The Things You Need to Know About Subrogation

Subrogation is a term that's well-known among legal and insurance companies but sometimes not by the people who employ them. Even if it sounds complicated, it is in your self-interest to understand the nuances of the process. The more you know about it, the better decisions you can make about your insurance company.

Any insurance policy you have is a commitment that, if something bad happens to you, the firm that insures the policy will make good without unreasonable delay. If you get injured at work, for instance, your company's workers compensation insurance agrees to pay for medical services. Employment lawyers handle the details; you just get fixed up.

But since determining who is financially accountable for services or repairs is regularly a confusing affair – and delay sometimes increases the damage to the policyholder – insurance companies usually opt to pay up front and assign blame after the fact. They then need a path to recoup the costs if, in the end, they weren't actually in charge of the expense.

For Example

You are in a highway accident. Another car collided with yours. Police are called, you exchange insurance details, and you go on your way. You have comprehensive insurance and file a repair claim. Later police tell the insurance companies that the other driver was at fault and her insurance should have paid for the repair of your car. How does your company get its funds back?

How Does Subrogation Work?

This is where subrogation comes in. It is the way that an insurance company uses to claim reimbursement after it has paid for something that should have been paid by some other entity. Some companies have in-house property damage lawyers and personal injury attorneys, or a department dedicated to subrogation; others contract with a law firm. Normally, only you can sue for damages done to your person or property. But under subrogation law, your insurer is extended some of your rights in exchange for making good on the damages. It can go after the money originally due to you, because it has covered the amount already.

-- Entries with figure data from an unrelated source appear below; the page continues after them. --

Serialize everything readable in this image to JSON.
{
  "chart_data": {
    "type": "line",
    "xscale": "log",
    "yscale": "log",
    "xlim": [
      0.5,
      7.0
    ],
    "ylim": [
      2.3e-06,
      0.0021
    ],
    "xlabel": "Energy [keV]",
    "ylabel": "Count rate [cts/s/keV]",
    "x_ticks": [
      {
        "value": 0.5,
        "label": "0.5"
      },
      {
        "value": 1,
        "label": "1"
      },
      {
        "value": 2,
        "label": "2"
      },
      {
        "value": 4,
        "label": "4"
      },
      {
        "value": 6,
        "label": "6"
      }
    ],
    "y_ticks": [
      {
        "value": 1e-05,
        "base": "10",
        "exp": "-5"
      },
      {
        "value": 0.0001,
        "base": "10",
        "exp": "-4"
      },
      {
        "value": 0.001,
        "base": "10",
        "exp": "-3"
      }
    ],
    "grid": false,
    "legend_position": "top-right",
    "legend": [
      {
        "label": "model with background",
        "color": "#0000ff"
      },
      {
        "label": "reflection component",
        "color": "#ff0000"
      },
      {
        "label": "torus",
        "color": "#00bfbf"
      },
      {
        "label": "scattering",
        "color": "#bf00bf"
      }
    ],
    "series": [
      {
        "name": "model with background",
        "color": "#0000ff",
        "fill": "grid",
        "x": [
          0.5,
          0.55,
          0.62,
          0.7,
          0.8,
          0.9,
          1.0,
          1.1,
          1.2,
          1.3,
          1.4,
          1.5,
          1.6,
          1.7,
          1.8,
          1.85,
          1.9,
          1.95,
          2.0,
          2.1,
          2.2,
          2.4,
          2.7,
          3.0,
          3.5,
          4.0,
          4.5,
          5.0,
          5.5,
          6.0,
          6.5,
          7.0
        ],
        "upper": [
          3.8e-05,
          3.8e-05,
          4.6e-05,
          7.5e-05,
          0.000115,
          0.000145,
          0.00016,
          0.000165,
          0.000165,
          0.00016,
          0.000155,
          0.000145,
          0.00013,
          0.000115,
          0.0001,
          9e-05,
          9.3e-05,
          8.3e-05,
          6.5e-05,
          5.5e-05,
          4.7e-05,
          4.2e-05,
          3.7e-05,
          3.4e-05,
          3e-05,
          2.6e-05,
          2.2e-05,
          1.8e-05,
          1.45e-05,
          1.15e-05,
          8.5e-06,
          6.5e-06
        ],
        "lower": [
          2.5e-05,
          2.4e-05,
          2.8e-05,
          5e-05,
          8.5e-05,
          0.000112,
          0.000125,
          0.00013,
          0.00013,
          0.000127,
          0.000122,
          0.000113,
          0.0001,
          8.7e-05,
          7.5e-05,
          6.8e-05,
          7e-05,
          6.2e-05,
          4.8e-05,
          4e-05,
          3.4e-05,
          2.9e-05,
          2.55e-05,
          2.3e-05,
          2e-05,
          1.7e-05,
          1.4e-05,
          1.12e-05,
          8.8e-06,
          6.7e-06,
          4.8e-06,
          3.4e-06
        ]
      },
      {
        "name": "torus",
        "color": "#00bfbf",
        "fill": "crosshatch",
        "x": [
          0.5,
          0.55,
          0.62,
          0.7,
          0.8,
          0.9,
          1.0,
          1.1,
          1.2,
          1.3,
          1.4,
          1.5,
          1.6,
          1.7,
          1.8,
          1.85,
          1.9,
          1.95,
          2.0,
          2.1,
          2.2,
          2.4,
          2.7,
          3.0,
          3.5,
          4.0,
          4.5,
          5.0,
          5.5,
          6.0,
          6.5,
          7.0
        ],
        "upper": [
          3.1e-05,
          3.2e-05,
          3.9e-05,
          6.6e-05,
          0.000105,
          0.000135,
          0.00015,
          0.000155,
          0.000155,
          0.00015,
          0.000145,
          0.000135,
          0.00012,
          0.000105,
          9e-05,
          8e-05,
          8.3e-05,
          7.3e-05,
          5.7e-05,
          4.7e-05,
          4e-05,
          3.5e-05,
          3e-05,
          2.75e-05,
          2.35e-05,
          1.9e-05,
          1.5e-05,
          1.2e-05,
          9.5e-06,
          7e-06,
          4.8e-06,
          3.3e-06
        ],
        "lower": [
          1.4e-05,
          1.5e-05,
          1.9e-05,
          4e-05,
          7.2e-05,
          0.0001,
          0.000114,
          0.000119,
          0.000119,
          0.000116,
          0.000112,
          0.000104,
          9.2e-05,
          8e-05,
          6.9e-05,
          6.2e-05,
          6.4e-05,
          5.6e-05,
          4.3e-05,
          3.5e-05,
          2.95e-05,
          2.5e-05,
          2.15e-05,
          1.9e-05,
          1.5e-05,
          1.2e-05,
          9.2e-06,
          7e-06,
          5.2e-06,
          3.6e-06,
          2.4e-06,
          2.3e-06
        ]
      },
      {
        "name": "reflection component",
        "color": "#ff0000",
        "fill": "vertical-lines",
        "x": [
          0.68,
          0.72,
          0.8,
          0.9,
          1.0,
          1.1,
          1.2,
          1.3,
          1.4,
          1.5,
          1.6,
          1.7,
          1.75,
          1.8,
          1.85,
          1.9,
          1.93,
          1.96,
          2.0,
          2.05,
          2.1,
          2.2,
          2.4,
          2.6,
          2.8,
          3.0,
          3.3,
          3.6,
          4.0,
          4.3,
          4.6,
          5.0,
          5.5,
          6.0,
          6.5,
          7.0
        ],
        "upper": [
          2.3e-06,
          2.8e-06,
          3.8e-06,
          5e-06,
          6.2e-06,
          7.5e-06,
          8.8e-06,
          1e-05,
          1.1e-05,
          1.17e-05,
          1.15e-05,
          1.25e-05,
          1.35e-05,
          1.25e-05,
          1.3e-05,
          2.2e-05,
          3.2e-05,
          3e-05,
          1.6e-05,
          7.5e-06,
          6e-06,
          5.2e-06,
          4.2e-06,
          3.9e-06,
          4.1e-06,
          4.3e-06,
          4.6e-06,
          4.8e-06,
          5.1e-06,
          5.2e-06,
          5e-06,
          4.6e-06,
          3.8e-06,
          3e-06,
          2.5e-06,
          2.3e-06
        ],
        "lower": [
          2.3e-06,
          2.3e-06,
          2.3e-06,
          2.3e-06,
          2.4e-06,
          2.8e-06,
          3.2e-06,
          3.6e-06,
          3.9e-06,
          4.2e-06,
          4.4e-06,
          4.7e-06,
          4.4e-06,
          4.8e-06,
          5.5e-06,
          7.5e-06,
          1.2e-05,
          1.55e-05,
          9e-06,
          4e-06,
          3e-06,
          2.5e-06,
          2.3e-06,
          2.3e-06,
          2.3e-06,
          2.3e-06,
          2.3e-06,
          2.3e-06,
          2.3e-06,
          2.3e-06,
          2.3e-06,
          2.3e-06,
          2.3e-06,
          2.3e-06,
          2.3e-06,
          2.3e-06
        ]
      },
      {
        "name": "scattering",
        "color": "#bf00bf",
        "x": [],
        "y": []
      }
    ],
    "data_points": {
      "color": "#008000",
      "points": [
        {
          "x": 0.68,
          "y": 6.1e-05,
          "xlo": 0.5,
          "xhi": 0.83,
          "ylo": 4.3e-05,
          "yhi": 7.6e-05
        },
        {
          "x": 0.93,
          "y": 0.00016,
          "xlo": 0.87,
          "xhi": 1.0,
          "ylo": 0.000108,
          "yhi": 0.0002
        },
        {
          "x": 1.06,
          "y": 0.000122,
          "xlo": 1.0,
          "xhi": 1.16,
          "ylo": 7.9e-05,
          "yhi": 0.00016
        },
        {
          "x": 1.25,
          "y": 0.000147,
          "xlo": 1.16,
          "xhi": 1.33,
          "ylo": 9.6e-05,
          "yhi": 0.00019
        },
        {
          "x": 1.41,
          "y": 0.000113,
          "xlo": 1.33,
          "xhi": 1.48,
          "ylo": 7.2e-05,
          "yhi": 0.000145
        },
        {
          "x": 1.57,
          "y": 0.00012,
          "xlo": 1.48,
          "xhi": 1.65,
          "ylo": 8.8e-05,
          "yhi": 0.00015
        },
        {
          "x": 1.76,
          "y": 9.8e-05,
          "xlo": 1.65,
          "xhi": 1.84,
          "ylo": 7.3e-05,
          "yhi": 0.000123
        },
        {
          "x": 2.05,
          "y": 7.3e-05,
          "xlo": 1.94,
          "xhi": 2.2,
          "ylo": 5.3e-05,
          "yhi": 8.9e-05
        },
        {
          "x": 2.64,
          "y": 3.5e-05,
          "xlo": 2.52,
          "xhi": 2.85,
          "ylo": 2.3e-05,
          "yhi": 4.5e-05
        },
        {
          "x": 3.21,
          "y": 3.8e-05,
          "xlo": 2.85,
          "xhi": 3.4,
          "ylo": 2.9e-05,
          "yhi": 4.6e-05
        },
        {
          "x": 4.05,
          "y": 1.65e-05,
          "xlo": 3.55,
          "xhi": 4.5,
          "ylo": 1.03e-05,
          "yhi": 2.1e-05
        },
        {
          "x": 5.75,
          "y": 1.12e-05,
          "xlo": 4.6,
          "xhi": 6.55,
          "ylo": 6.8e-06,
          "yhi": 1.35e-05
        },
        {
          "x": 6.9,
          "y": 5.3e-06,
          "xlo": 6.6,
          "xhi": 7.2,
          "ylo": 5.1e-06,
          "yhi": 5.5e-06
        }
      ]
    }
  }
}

How Does This Affect Policyholders?

For a start, if your insurance policy stipulated a deductible, your insurer wasn't the only one that had to pay. In a $10,000 accident with a $1,000 deductible, you have a stake in the outcome as well – to be precise, $1,000. If your insurer is timid on any subrogation case it might not win, it might opt to recoup its costs by boosting your premiums. On the other hand, if it has a knowledgeable legal team and goes after them enthusiastically, it is acting both in its own interests and in yours. If all ten grand is recovered, you will get your full deductible back. If it recovers half (for instance, in a case where you are found 50 percent at fault), you'll typically get half your deductible back, depending on the laws in your state.

Furthermore, if the total cost of an accident is over your maximum coverage amount, you could be in for a stiff bill. If your insurance company or its property damage lawyers, such as criminal lawyer Portland, OR, successfully press a subrogation case, it will recover your expenses in addition to its own.

All insurers are not the same. When comparing, it's worth contrasting the records of competing agencies to evaluate whether they pursue winnable subrogation claims; if they resolve those claims without delay; if they keep their clients apprised as the case proceeds; and if they then process successfully won reimbursements immediately so that you can get your deductible back and move on with your life. If, instead, an insurer has a reputation of paying out claims that aren't its responsibility and then safeguarding its income by raising your premiums, you should keep looking.